1.3    RESEARCH QUESTIONS
    The questions this study would attempt to answer are as follows:
Could the period of growth in the Nigeria economic be attributed to appropriate monetary policy.
Could the periods of economic down turn be blamed on factors other than monetary policy ineffectiveness.
What measures are to be considered if monetary policy would be effective in bringing about sustainable economic growth and development.
1.4    OBJECTIVES OF THE STUDY
    The main objective of the study is to access the effectiveness of the monetary policy in the growth of Nigeria economy. However the following specific objective would also be achieved.
To statistically investigate the impact of the monetary policy on economic growth in Nigeria.
To examine the trend and structure of monetary policy in Nigeria.
Evaluate the performance of monetary policy in Nigeria over the years under study (1990-2012).
1.5    JUSTIFICATION FOR THE STUDY
    The CBN usually review the prevailing economic conditions and the prospect for the year ahead and then outline which policy should be emphasized and pursued in the immediate year ahead while the government takes final decision as to which advice to accept or reject of its budget. This decision is than rolled out to the commercial and merchant banks and other financial institutions banks and other financial institutions by the CBN in its monetary policy circular as directives for compliance. During the course of the fiscal year, the bank continuously appraises and reviews monetary and credit developments and makes amendments to the existing policy measures.
    The study is therefore justified with in the basic framework because that has a good predictive power in the quest for a desirable policy mix as regards monetary policy in achieving the macro-economic goals or objectives which will be useful to the student in his quest for knowledge, the researcher, in carrying out further research, the government, in his decision on the night policy and the general public who will benefit immensely from a good economy.
    The study will also state the importance of monetary policy, which are as follows.
To ensure efficient and effective control of monetary in the economy.
To ensure that achievement of desired national objectives.

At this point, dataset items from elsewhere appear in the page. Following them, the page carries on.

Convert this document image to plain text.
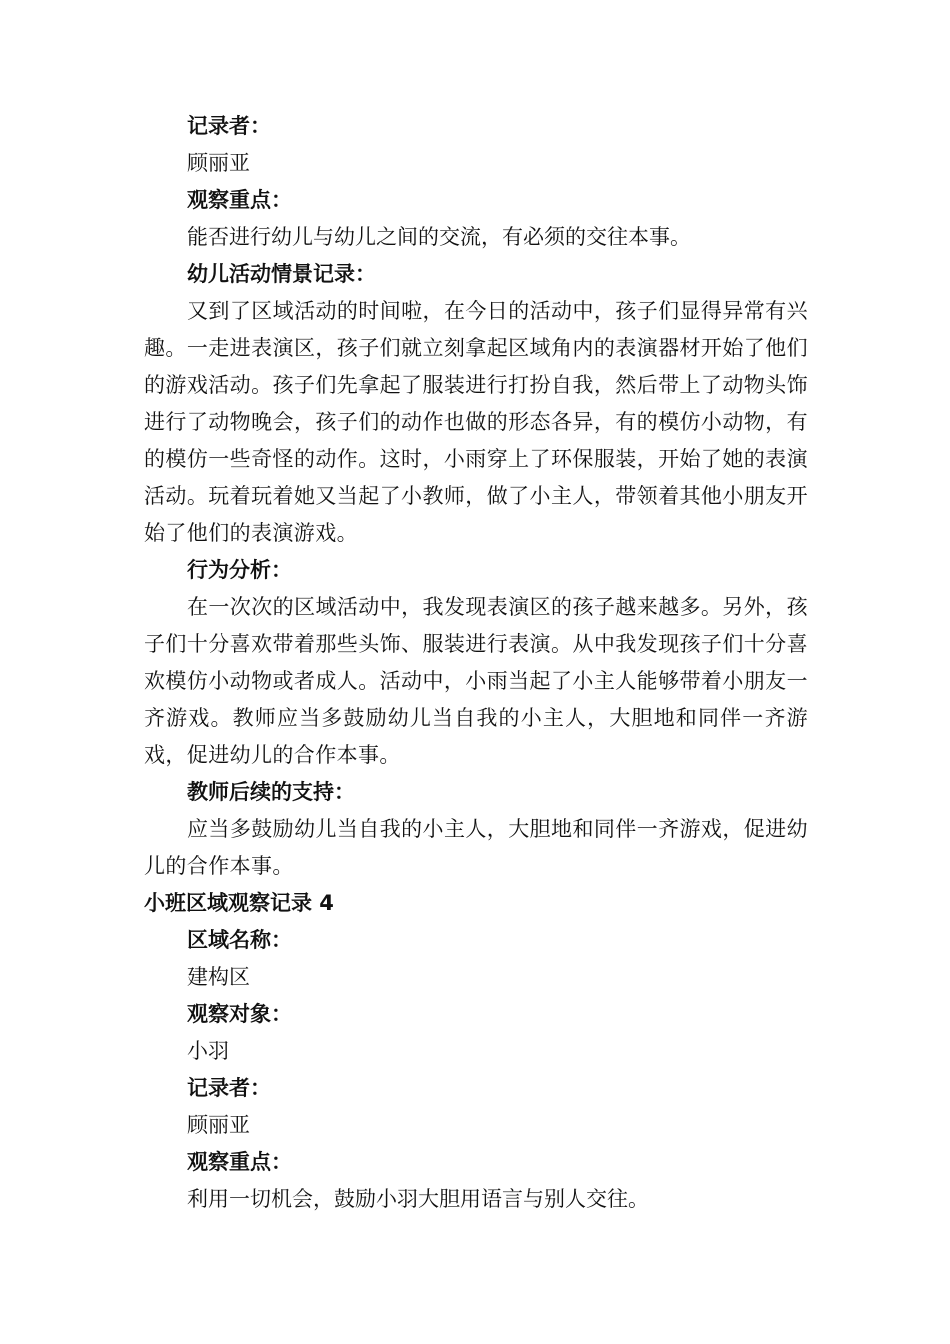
记录者：
顾丽亚
观察重点：
能否进行幼儿与幼儿之间的交流，有必须的交往本事。
幼儿活动情景记录：
又到了区域活动的时间啦，在今日的活动中，孩子们显得异常有兴趣。一走进表演区，孩子们就立刻拿起区域角内的表演器材开始了他们的游戏活动。孩子们先拿起了服装进行打扮自我，然后带上了动物头饰进行了动物晚会，孩子们的动作也做的形态各异，有的模仿小动物，有的模仿一些奇怪的动作。这时，小雨穿上了环保服装，开始了她的表演活动。玩着玩着她又当起了小教师，做了小主人，带领着其他小朋友开始了他们的表演游戏。
行为分析：
在一次次的区域活动中，我发现表演区的孩子越来越多。另外，孩子们十分喜欢带着那些头饰、服装进行表演。从中我发现孩子们十分喜欢模仿小动物或者成人。活动中，小雨当起了小主人能够带着小朋友一齐游戏。教师应当多鼓励幼儿当自我的小主人，大胆地和同伴一齐游戏，促进幼儿的合作本事。
教师后续的支持：
应当多鼓励幼儿当自我的小主人，大胆地和同伴一齐游戏，促进幼儿的合作本事。
小班区域观察记录 4
区域名称：
建构区
观察对象：
小羽
记录者：
顾丽亚
观察重点：
利用一切机会，鼓励小羽大胆用语言与别人交往。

It influences the direction of economic progress in the country.
This project will also be useful to other researchers that are writing on a similar topic.
1.6    RESEARCH HYPOTHESIS
    The hypothesis to be tested in the course of this research work is:
Monetary policy instruments do not have significant impact on the economic growth in Nigeria.
1.7    SCOPE OF THE STUDY
    The Nigeria economy is a large component with lots of diverse and sometimes complex growth components such as gross domestic product, price level, exchange rate and balance of payment equilibrium. This study will cover all the facets that makes up the monetary policy, but shall statistically investigate the effect of the major ones. The statistical investigation of the impact of monetary policy on macro-economic variables in Nigeria shall be restricted to the period between (1990-2012). The study would also examine the monetary policy regimes that have been adopted in Nigeria since 1960 to date.
REFERENCES
J.C Anyanwu (1993). Monetary Economics Theory, policy and
    institutions.
Charles Onyeiwu (2012). Monetary policy and economic
    growth of Nigeria.
Central Bank of Nigeria economic and Financial Review     volume 34 September, 1996.